La CAQ et Québec solidaire ont ensemble dénoncé cette entreprise, insoutenable tant sur le plan économique qu’environnemental. Alors que l’électricité lui sort par les oreilles, Hydro-Québec devra acheter, à 8 cents, un kilowatt/heure qu’elle arrive difficilement à refiler au prix de 5 ou 6 cents à ses clients étasuniens.

Toujours fidèle à cette réputation de monument d’insignifiance qu’il s’est patiemment construite depuis 50 ans, l’éditorialiste Bertrand Tremblay, de l’empire Power, a pontifié solennellement : « La CAQ et Québec solidaire brûlent les derniers lambeaux de crédibilité que la région leur accordait encore. Leur opposition hystérique au projet de Val-Jalbert, amplifiée par une conférence de presse donnée conjointement par François Legault et Amir Khadir, est une manifestation inquiétante du mépris que ces politiciens nourrissent à l'endroit des régions de l'arrière-pays », a-t-il pesté.

S’il y a ici l’expression d’un mépris, il faudrait plutôt regarder du côté de celles et de ceux qui veulent nous faire croire qu’il ne peut y avoir de développement régional qu’en s’activant au volant d’une pépine, comme l’a déjà signalé une présidente du Conseil du Trésor par ailleurs portée sur les foulards de prix.

« Je pense qu'on a la maturité politique et l'intelligence d'être capables de réaliser des projets au service des citoyens d'ici », a martelé Bernard Généreux, ci-devant président de la Fédération québécoise des municipalités, président de la MRC Domaine-du-Roy et – le ceci qui explique certainement le cela – candidat défait à quatre reprises sous la bannière du Parti québécois.

Pourquoi, on se le demande, le Lac-Saint-Jean, mais aussi le Québec, devraient-ils lui offrir à leurs risques et périls ce prix de consolation ?

« On n'a pas besoin de l'accord de François Legault et d'Amir Khadir pour être capables de se développer. Il faut qu'on arrête de décider ce qui est bon pour nous.

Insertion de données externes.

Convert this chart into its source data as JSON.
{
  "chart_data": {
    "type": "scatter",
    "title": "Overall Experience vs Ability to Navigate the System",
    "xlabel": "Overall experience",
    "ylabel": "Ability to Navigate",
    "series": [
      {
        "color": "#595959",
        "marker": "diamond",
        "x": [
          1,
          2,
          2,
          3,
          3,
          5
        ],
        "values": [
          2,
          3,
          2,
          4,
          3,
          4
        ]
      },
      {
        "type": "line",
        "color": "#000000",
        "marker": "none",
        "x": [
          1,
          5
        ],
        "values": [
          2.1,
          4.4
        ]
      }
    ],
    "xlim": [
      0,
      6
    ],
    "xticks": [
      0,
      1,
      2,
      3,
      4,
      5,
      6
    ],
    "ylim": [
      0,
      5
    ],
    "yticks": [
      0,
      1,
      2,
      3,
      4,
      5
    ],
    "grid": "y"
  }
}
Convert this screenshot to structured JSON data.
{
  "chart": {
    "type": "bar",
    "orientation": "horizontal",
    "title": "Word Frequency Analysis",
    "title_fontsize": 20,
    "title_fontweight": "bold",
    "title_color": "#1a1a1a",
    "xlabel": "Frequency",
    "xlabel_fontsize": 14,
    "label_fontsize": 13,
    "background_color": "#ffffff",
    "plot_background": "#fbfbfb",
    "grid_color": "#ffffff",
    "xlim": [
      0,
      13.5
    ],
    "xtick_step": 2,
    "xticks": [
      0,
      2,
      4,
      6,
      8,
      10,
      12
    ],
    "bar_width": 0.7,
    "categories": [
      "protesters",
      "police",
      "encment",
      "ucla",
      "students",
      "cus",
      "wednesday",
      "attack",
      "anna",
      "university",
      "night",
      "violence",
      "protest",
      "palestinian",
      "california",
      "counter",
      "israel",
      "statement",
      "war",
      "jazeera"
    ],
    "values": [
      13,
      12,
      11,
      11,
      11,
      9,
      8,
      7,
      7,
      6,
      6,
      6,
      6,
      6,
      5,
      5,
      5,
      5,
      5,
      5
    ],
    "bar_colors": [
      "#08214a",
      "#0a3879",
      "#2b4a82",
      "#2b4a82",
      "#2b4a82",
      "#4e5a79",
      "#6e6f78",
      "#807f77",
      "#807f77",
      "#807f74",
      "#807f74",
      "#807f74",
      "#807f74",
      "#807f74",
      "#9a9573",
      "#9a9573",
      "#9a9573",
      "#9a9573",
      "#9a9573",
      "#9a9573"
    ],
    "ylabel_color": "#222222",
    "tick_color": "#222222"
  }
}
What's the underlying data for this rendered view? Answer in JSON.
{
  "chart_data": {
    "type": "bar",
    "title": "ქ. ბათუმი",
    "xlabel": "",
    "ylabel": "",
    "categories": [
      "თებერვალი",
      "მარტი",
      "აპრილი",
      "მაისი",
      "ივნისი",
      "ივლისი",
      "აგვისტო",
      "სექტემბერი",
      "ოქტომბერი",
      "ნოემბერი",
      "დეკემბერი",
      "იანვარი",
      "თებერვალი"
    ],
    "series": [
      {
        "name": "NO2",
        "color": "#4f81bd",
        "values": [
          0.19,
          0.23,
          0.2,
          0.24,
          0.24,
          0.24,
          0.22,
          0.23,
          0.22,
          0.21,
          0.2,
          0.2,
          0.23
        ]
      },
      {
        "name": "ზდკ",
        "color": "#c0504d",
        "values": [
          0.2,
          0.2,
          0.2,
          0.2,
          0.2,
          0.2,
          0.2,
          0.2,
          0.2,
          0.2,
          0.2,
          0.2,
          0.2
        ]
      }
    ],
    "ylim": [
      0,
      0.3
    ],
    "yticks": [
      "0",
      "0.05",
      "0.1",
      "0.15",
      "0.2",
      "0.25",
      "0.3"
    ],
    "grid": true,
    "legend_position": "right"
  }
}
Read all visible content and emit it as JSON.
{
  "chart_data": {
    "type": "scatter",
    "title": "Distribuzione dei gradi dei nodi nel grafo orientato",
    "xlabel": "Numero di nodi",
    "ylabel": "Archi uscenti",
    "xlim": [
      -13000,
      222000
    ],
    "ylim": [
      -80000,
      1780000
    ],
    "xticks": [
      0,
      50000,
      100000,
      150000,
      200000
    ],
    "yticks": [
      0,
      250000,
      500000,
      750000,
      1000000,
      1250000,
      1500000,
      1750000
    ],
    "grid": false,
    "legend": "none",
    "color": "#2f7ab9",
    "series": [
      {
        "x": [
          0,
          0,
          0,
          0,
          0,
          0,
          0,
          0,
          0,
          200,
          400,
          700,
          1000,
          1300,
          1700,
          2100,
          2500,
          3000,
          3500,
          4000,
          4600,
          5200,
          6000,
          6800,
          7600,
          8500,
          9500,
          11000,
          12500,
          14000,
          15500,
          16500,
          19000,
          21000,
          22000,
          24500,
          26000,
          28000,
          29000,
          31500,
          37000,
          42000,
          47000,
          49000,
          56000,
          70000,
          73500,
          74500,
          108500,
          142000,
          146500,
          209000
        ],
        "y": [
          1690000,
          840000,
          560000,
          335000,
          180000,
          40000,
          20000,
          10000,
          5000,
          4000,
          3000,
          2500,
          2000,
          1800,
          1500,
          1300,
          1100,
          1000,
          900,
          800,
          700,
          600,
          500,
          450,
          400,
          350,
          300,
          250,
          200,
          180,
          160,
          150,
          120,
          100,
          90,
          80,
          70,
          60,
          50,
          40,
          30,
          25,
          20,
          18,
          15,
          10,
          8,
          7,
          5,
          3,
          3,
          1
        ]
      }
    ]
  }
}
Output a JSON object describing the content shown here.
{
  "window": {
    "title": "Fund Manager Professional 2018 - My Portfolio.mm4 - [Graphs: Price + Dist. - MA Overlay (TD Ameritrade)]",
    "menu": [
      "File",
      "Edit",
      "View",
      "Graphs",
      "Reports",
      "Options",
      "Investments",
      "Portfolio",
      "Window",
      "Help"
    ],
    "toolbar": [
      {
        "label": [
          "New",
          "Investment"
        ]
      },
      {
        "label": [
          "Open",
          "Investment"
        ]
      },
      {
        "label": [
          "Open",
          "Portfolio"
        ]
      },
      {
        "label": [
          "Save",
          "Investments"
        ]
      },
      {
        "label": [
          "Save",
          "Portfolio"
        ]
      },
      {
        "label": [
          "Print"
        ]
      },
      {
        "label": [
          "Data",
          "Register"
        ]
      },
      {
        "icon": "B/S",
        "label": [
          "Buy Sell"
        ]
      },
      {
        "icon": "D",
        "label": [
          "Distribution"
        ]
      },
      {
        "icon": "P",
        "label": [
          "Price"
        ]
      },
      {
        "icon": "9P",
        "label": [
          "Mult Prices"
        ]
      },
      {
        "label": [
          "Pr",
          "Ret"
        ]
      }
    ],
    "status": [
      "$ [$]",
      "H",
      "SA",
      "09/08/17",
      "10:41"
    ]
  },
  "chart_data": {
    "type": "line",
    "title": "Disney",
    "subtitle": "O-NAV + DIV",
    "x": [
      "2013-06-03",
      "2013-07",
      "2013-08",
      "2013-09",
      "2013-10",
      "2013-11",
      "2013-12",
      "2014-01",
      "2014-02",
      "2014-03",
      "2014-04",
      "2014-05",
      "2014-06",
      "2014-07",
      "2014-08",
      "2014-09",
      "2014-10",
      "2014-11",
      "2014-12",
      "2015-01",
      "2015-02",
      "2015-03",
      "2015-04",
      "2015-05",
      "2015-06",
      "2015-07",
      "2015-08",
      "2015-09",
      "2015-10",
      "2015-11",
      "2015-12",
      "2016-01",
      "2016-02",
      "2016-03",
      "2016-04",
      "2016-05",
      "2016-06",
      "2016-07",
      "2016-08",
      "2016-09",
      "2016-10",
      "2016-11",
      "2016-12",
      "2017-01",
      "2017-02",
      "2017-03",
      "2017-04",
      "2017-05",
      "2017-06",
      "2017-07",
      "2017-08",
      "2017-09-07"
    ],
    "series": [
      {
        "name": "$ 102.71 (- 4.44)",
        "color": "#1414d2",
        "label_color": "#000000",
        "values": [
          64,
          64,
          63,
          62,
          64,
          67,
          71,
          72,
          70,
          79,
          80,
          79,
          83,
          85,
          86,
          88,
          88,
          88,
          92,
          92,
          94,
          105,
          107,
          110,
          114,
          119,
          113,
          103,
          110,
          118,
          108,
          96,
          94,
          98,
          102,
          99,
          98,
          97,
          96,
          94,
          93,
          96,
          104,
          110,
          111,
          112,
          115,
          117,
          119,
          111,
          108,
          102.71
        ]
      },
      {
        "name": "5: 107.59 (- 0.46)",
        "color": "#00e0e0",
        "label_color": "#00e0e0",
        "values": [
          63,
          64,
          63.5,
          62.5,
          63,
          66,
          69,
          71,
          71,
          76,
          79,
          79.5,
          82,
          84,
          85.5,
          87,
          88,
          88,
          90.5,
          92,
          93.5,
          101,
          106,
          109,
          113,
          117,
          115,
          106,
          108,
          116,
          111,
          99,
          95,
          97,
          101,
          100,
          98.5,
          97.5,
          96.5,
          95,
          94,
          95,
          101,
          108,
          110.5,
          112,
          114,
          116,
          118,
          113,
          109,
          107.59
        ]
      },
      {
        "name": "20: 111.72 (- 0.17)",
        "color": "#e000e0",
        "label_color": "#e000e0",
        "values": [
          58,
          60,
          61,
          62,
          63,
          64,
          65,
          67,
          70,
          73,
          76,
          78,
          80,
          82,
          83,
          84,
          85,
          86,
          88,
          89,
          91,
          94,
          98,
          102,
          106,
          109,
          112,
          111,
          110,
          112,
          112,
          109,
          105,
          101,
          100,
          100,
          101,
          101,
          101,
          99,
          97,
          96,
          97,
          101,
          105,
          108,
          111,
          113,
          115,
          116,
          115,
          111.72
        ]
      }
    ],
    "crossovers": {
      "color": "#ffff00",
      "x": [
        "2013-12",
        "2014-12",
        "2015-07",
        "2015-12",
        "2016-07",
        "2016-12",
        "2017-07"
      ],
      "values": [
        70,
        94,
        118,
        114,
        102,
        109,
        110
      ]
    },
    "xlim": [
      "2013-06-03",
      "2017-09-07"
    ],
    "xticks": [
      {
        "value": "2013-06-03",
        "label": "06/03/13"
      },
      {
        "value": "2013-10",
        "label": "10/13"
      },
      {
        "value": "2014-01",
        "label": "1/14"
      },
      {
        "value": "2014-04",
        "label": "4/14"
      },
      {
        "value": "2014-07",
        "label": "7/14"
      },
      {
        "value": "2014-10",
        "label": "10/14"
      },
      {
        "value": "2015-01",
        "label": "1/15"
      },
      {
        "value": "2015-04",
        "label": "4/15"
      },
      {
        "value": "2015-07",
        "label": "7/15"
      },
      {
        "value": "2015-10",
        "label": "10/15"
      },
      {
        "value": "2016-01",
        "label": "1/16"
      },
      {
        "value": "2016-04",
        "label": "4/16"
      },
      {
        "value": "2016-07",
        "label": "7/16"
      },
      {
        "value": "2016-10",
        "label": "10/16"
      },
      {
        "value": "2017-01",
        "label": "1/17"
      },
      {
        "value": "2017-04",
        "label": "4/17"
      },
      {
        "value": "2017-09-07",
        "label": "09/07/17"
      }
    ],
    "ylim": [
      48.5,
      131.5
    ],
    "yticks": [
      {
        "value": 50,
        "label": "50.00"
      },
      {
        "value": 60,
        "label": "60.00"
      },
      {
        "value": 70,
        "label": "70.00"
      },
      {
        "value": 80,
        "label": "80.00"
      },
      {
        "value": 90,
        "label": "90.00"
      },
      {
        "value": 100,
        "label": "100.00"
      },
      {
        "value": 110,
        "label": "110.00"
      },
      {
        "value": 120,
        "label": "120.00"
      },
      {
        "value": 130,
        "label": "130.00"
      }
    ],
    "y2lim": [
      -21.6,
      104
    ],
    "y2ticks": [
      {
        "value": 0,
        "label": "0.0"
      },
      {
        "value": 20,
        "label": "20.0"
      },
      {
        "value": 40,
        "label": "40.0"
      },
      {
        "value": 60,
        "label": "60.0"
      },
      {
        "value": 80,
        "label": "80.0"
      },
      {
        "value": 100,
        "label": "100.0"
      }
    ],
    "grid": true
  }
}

Ces choix-là, on est capables de les faire entre nous », a-t-il soutenu avec cet air empesé que confère, à ceux qui l’ont expérimenté, le fait d’avoir mordu la poussière électorale avec une telle régularité.

Et que s’est-il empressé de faire, le mal nommé Généreux, après que le gouvernement lui a donné sa centrale électrique sur la Ouaitchouan ?

Il est parti en guerre contre le gouvernement, l’accusant de mettre des bâtons dans les roues du développement régional avec l’abandon de six projets semblables à celui de Val-Jalbert.

Il nous a alors été permis de vérifier encore une fois la vérité de cette maxime tout ce qu’il y a de québécois, à savoir que si vous donnez à manger à un cochon, il risque fort de venir chier sur votre perron.

Défendant du bout des lèvres la décision du gouvernement, la ministre Martine Ouellet a avancé comme argument que le projet avait traversé toutes les étapes requises sous les libéraux. La belle affaire !

La hausse des droits de scolarité décrétée par les libéraux n’avait-elle pas traversé elle aussi toutes les étapes ? Et pourtant, elle a été effacée ! Comme avait été stoppée par le gouvernement Landry, en 2002, la construction d’une mini-centrale sur la rivière Trois-Pistoles.

Mais au rythme où on lui fait avaler de force autant de couleuvres, la ministre Ouellet serait à la veille d’une magistrale indigestion qu’on n’en serait pas étonnés.